May is finally here! Woo hoo! Summer break is getting close. Those of you who are waiting to arrive in August are probably going through all sorts of highs and lows right now. You’re probably wondering how you’ll get everything finished on time and how you’ll manage over here. This time last year, I couldn’t stop daydreaming about what it’d be like in the UAE, while at the same time mourning what I’d be giving up at home.
Now that I’m here, I don’t waste too much time wondering what it’d be like this time next year, and I don’t feel like I gave up anything (although I do miss my loved ones and some of my daily rituals back home). Life here is so full of fun things to do. I’m spending way more time living in the moment versus getting by for tomorrow. Don’t get me wrong, work is still work.

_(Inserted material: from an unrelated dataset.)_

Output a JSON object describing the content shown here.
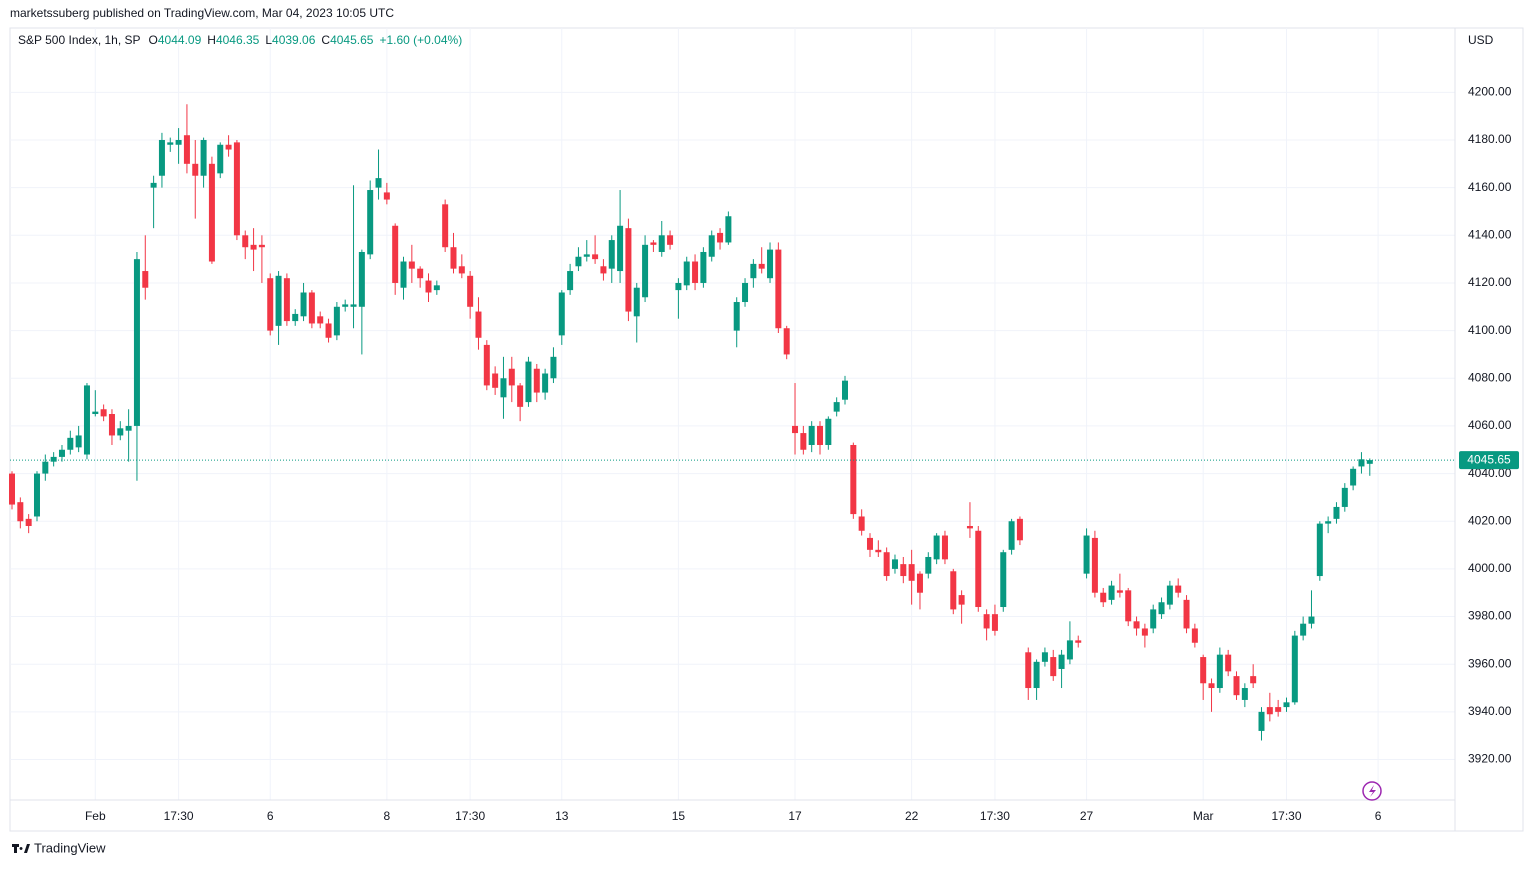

I’m still planning, assessing, stressing more over my students’ work than they are, and wondering why I never seem to have enough time to get it all done. And, I still take my mental breaks by Googling my next vacation destination… the difference is I actually go to those places now.
While my workload will get much easier during the month of June, I’m working up until July 9. That said, it feels like school is almost over, and for my students it is —- classes for my cycle will end around the last week of May (finals are in June, so we spend our time proctoring, marking and planning for next year). So, while I am busy finishing things up, I’m also enjoying this term much more than my first one here.

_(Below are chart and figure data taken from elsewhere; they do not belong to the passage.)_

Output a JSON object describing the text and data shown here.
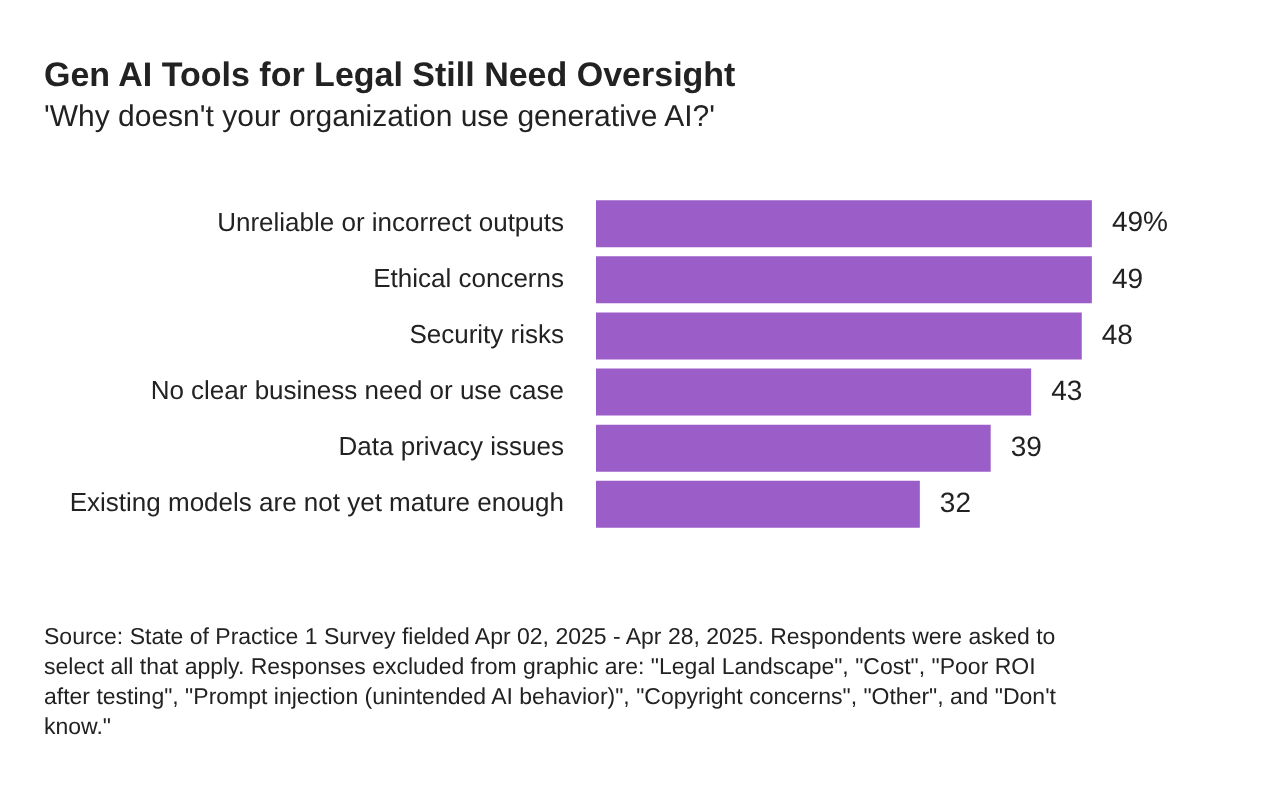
{
  "chart_data": {
    "type": "bar",
    "orientation": "horizontal",
    "title": "Gen AI Tools for Legal Still Need Oversight",
    "subtitle": "'Why doesn't your organization use generative AI?'",
    "categories": [
      "Unreliable or incorrect outputs",
      "Ethical concerns",
      "Security risks",
      "No clear business need or use case",
      "Data privacy issues",
      "Existing models are not yet mature enough"
    ],
    "values": [
      49,
      49,
      48,
      43,
      39,
      32
    ],
    "value_labels": [
      "49%",
      "49",
      "48",
      "43",
      "39",
      "32"
    ],
    "color": "#9b5ec8",
    "tick_labels": "y",
    "legend": false,
    "annotations": [
      "Source: State of Practice 1 Survey fielded Apr 02, 2025 - Apr 28, 2025. Respondents were asked to select all that apply. Responses excluded from graphic are: \"Legal Landscape\", \"Cost\", \"Poor ROI after testing\", \"Prompt injection (unintended AI behavior)\", \"Copyright concerns\", \"Other\", and \"Don't know.\""
    ]
  }
}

My weekends are booked with adventures I didn’t even imagine before coming here. Last weekend I went on a camping trip in Oman, which included cruising along on a dhow and watching dolphins play. Before that, I spent a week in Sri Lanka, four days in Jordan, and a whole bunch of mini beach breaks in Abu Dhabi and Dubai. Today, I booked a room at Emirates Palace because it’s on sale for residents, and who doesn’t want to sip gold-laced coffee in their 7-star hotel room?
This is such a complete contrast to my first term here, where I spent hours upon hours researching strategies that might work here, planning and creating resources I wasn’t sure would work (some did, some didn’t). I lost sleep stressing over what I didn’t know, and oh how I missed my old students —- not because they were better than my current ones, but because they understood me (and I them!). My free time consisted of me passing out on the couch while my laptop played some television show from back home.
The point of my post is to remind all of you to try not to waste too much time fantasising about what it will be like over here. Do keep doing your research, and do keep asking your questions, but know that you will get past all of what you have to do to move here. Most importantly, do embrace your life right now. It too is full of magic and adventure —- especially now that you know you will be leaving it for a long while.